Wednesday, August 19, 2015

Retention outcomes of teachers trained through teaching residency programs


Teaching residency programs are a model of teacher preparation in which prospective teachers complete graduate-level coursework alongside a year-long fieldwork experience in the district in which the prospective teacher will be hired. The fieldwork experience allows the prospective teacher to practice the craft of teaching and take on increased teaching responsibility under the guidance of an experienced classroom teacher.

Today, NCEE released an evaluation brief that examines the district and school retention rates of teachers trained through residency programs. The brief is based on a study of residency programs that received funding from the U.S. Department of Education's Teacher Quality Partnership program. It examines two cohorts of teachers trained through residency programs—those who were in their first year of teaching and those who were in their second year of teaching as of spring 2012.
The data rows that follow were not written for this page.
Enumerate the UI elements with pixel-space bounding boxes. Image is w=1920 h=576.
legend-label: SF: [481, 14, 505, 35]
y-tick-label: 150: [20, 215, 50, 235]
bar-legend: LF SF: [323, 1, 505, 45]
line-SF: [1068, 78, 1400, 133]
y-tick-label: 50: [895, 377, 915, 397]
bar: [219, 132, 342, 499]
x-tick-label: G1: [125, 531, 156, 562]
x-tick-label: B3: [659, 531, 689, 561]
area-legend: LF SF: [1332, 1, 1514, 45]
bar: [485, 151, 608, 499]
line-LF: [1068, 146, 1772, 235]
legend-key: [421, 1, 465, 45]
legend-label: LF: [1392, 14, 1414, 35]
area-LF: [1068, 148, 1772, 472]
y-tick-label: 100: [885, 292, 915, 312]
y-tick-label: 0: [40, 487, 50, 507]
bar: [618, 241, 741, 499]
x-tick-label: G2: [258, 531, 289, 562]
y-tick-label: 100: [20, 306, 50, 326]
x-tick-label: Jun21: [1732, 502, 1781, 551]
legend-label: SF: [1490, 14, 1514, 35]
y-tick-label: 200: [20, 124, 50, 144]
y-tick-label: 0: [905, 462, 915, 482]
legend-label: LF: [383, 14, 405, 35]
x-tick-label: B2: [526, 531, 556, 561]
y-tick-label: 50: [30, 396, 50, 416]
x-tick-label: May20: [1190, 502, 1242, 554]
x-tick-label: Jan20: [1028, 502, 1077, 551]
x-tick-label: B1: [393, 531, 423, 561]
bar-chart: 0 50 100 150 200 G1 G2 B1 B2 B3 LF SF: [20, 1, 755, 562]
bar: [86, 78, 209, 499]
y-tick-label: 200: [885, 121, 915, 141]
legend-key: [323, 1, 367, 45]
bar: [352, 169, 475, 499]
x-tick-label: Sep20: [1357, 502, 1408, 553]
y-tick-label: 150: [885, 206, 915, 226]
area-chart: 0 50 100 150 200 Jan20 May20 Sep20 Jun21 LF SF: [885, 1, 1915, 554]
The brief updates earlier study findings (Silva et al. 2014) which examined retention as of fall 2012. For context, like the earlier report, the brief also includes retention findings based on a representative sample of teachers with similar experience and teaching in the same districts as the residency teachers, but who were trained through other (non-TRP) programs.

The main findings are:

  • TRP teachers were more likely to remain teaching in the same district than non-TRP teachers with similar teaching placements.
  • School-retention rates were similar between the two groups of teachers.
  • TRP teachers who moved to different schools in the same district tended to join ones where a similar proportion of students were from low-income families, a lower percentage were black, and achievement was higher.